In hindsight, Dairy Australia’s Dairy Situation and Outlook – October 2015 report’s cautious tone in relation in the season’s opening milk price (of $5.60 per kg of milk solids) has proven all too justified; continued weakness in international milk prices “defied” volume growth in global milk production, and a so-called “supply-side adjustment” was needed (at some time) in order to restore balance to market fundamentals. For Australian dairy farmers, the report warned that milk processors were flagging the possibility of a “step down” in FY16 milk prices, yet national milk production would increase by 2% to around 10 billion litres.
Fast-forward seven months to May 2016 and the “supply-side adjustment” has arrived. Dairy Australia is now actively encouraging dairy farmers to take stock of their pasture, herd and financial situation given current uncertainty around seasonal conditions and milk pricing.
In this edition of the Agribusiness Bulletin, we take a closer look at the potential impact on Tasmania’s dairy industry and an overview of some of the financial assistance packages offered by milk processors.
Tasmanian dairies produced over nine percent of the nation’s milk. 2015-16 has been a challenging year for many dairy farmers in the state with exceptional dry and warmer conditions. Many farmers have experienced water restrictions and lack of feed1. With recent announcements in relation to milk prices, outlined below, it is likely that 2016-17 will be tougher again.
Approximately 18,901 square kilometres of land in Tasmania is classified as agricultural land, around 28%, most of this is in the north and east of the state. There are approximately 440 dairy farms in Tasmania directly employing 1,500 in the farm sector and 1,200 in the processing sector2. The value of agricultural income for the state in 2014-15 was $1.4 billion, of which nearly $450 million was generated from the dairy sector.
The cash income for Tasmanian dairy farms in 2014-2015 decreased from an average of $238,130 in 2013-2014 to $221,800. Although farmers saw an increase of 11% in average volume milk production, this increase was not sufficient to offset lower prices per litre received for milk and an increase in farm costs, particularly expenditure for feed.

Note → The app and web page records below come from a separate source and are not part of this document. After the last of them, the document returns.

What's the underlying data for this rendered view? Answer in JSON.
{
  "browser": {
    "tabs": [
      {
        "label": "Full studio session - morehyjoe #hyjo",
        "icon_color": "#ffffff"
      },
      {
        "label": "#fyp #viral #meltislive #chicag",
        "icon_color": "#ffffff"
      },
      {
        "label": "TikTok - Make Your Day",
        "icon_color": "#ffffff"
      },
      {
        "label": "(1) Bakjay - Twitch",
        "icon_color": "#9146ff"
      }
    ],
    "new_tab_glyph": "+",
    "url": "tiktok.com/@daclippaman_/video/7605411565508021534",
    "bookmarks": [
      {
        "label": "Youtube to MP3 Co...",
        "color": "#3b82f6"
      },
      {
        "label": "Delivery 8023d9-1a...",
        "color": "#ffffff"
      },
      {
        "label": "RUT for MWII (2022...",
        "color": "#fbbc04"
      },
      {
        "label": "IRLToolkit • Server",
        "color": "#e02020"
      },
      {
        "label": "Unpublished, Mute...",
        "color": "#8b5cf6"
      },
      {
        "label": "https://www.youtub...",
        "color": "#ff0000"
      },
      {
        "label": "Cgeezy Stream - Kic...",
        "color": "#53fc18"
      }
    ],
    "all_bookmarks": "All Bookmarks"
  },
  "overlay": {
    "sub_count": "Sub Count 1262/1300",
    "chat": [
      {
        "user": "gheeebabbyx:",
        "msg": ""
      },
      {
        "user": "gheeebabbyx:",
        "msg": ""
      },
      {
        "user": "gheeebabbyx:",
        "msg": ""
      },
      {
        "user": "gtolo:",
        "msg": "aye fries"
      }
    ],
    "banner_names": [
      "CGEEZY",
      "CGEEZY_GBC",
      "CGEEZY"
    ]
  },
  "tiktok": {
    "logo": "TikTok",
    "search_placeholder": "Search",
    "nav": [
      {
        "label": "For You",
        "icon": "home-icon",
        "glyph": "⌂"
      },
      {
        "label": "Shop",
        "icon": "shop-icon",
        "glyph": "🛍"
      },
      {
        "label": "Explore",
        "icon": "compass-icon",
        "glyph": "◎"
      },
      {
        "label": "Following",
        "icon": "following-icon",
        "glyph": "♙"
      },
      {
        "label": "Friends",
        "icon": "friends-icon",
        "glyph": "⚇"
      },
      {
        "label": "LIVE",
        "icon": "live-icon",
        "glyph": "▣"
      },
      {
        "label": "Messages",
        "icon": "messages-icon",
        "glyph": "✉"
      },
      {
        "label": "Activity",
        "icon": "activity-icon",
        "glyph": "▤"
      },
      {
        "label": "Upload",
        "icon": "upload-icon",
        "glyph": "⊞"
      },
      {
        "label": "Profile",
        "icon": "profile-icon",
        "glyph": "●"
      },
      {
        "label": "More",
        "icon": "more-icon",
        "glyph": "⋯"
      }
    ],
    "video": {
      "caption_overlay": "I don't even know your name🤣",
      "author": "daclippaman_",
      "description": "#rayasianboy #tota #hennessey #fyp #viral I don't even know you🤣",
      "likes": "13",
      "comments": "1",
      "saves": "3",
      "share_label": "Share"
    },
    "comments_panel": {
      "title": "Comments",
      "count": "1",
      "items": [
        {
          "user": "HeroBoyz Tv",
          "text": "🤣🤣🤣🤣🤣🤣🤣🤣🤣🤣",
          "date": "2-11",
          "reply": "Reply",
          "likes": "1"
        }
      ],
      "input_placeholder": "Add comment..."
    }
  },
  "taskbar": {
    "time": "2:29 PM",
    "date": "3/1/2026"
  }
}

ABARES projects that 2015-2016 farm cash income of the Tasmanian dairy industry will see a further decline to an average of $132,000 per farm. This decrease is around 50% on incomes just two years earlier and falling back below the 10 year average (to 2015-2016) income level. This reflects the effects of lower forecast milk prices and even further increases in feed costs as a result of drier seasonal conditions already experienced this calendar year3.